Dans une tribune du 17 octobre 2016 parue dans le Monde, le sociologue Louis Chauvel s’insurge contre le dernier rapport de France Stratégie, consacré aux « lignes de faille » de la société française [1]. Il déplore une tendance française à créer un écran de fumée entre les phénomènes sociaux et une analyse lénifiante. Plus précisément, il dénonce une pratique française de ne pas voir qu’il s’opère aujourd’hui un déclassement massif des classes moyennes, celui-ci se concentrant sur les plus jeunes générations et générant une « spirale du déclassement ». Cette dynamique descendante fait d’ailleurs l’objet de son dernier livre. Si le tableau est sombre, la lecture de l’ouvrage montre qu’il ne s’agit en rien des rêveries pessimistes d’un intellectuel trop inquiet mais bien des fruits d’une recherche de plus de vingt ans, présentés ici de manière pédagogique.

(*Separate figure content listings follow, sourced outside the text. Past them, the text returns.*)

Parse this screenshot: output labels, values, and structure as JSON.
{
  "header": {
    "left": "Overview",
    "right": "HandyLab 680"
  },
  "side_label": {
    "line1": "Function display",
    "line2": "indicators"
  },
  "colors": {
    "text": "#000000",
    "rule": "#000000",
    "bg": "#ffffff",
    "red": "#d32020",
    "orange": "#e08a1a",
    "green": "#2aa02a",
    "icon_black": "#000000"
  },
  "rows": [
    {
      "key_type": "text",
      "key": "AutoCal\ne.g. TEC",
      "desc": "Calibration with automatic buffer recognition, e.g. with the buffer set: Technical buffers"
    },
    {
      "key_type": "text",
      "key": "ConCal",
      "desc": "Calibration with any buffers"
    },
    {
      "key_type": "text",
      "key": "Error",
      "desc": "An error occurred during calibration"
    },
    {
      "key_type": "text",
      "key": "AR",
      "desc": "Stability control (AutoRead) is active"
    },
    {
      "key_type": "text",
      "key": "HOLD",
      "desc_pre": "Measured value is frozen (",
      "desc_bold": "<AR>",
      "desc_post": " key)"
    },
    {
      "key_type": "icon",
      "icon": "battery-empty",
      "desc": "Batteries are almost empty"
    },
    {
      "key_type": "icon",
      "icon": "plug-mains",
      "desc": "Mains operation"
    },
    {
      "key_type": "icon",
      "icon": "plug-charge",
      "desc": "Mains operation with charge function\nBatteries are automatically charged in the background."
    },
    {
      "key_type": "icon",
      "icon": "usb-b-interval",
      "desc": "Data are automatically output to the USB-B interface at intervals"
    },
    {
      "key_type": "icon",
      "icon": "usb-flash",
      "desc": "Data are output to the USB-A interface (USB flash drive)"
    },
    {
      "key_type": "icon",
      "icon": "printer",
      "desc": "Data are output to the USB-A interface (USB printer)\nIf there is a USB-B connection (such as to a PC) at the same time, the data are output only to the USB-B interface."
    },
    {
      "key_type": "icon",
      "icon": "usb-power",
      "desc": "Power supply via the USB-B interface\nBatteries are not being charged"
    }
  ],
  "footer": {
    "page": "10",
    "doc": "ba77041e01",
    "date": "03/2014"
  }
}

Le déclassement des classes moyennes : une analyse générationnelle

Les classes moyennes constituent l’objet de l’analyse de Louis Chauvel [2] . Il désamorce d’emblée toute critique qui l’accuserait de mettre de côté les difficultés des classes populaires, qui constituent une réalité qu’il ne nie pas mais qui n’entre pas dans son étude. A cette première remarque, méthodologique, s’en ajoute une seconde. Pour Louis Chauvel, les classes moyennes forment le noyau d’une société. La dégradation de leurs conditions sociales et le creusement des inégalités traduisent une atteinte aux fondements même de la société, prise dans son ensemble [3]. Il s’insurge contre les travaux qui viseraient à nier le réel et à instaurer une « société des illusions », livrant au passage une intéressante réflexion épistémologique sur ce qu’est sa matière [4].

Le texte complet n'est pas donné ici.